What does Disability Rating mean?
Disability ratings are assigned by a doctor for injuries sustained by a worker. This rating is used to determine the amount of compensation an employee should receive for their injury. The disability rating represents a percentage of the full body value of the particular body part injured and is supposed to give information about how the disability or impairment will affect the worker's ability to complete daily activities, not including work tasks.
Disability ratings should not be assigned until the injured worker reaches their maximum medical improvement (MMI). It is only at this time that a doctor can accurately determine the degradation of their functional abilities.
In most states, the physician will refer to the AMA's Guide to the Evaluation of Permanent Impairment to assign a disability rating, although there are states that do not use this process. Eight states including Florida, Illinois, Minnesota, New York, North Carolina, Oregon, Utah, and Wisconsin have devised their own state-specific guides for assigning an impairment rating.
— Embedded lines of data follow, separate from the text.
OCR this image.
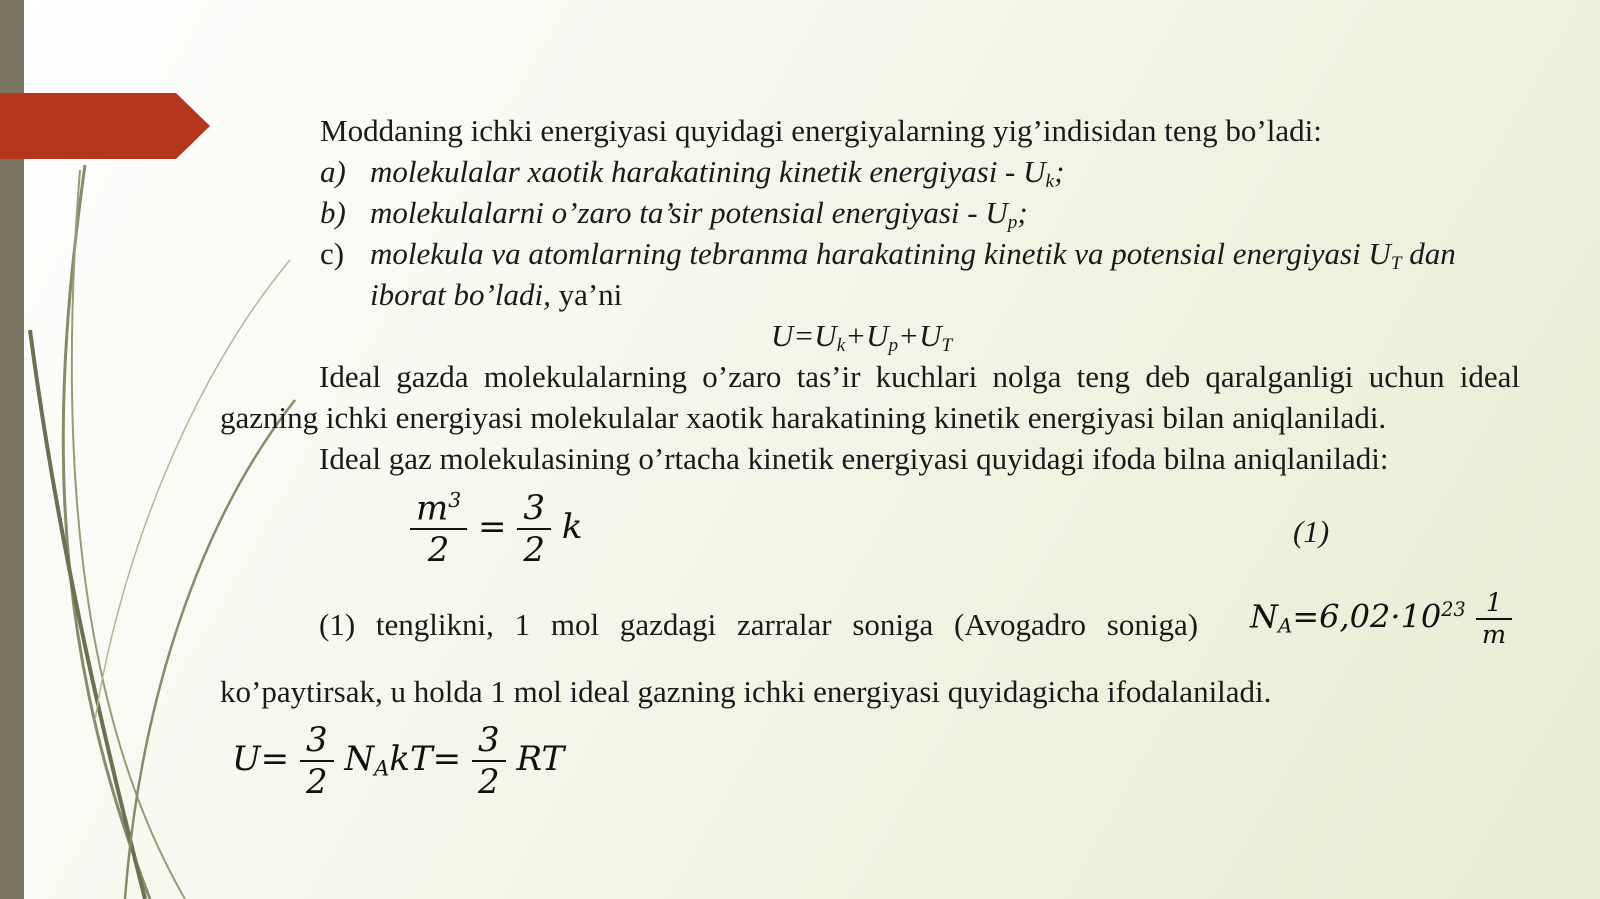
Moddaning ichki energiyasi quyidagi energiyalarning yig’indisidan teng bo’ladi:
a) molekulalar xaotik harakatining kinetik energiyasi - $U_k$;
b) molekulalarni o’zaro ta’sir potensial energiyasi - $U_p$;
c) molekula va atomlarning tebranma harakatining kinetik va potensial energiyasi $U_T$ dan
iborat bo’ladi, ya’ni
$U=U_k+U_p+U_T$
Ideal gazda molekulalarning o’zaro tas’ir kuchlari nolga teng deb qaralganligi uchun ideal
gazning ichki energiyasi molekulalar xaotik harakatining kinetik energiyasi bilan aniqlaniladi.
Ideal gaz molekulasining o’rtacha kinetik energiyasi quyidagi ifoda bilna aniqlaniladi:
$\frac{m^3}{2} = \frac{3}{2}$ k	(1)
(1) tenglikni, 1 mol gazdagi zarralar soniga (Avogadro soniga) $N_A=6,02\cdot 10^{23} \frac{1}{m}$
ko’paytirsak, u holda 1 mol ideal gazning ichki energiyasi quyidagicha ifodalaniladi.
$U= \frac{3}{2} N_AkT= \frac{3}{2}$ RT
Disability ratings for workers' compensation benefits
Disability ratings for work compensation can include temporary total disability, temporary partial disability, permanent partial disability and permanent total disability. If a worker is determined to be permanent but partially disabled and they choose to return to work they may be paid a partial amount. For example, in 36 states, a table determines the amount of a permanent partial disability for specific impairments. The remaining states have statutes which outline compensation. A worker who is severely impaired and can never return to work will be paid permanent total disability benefits.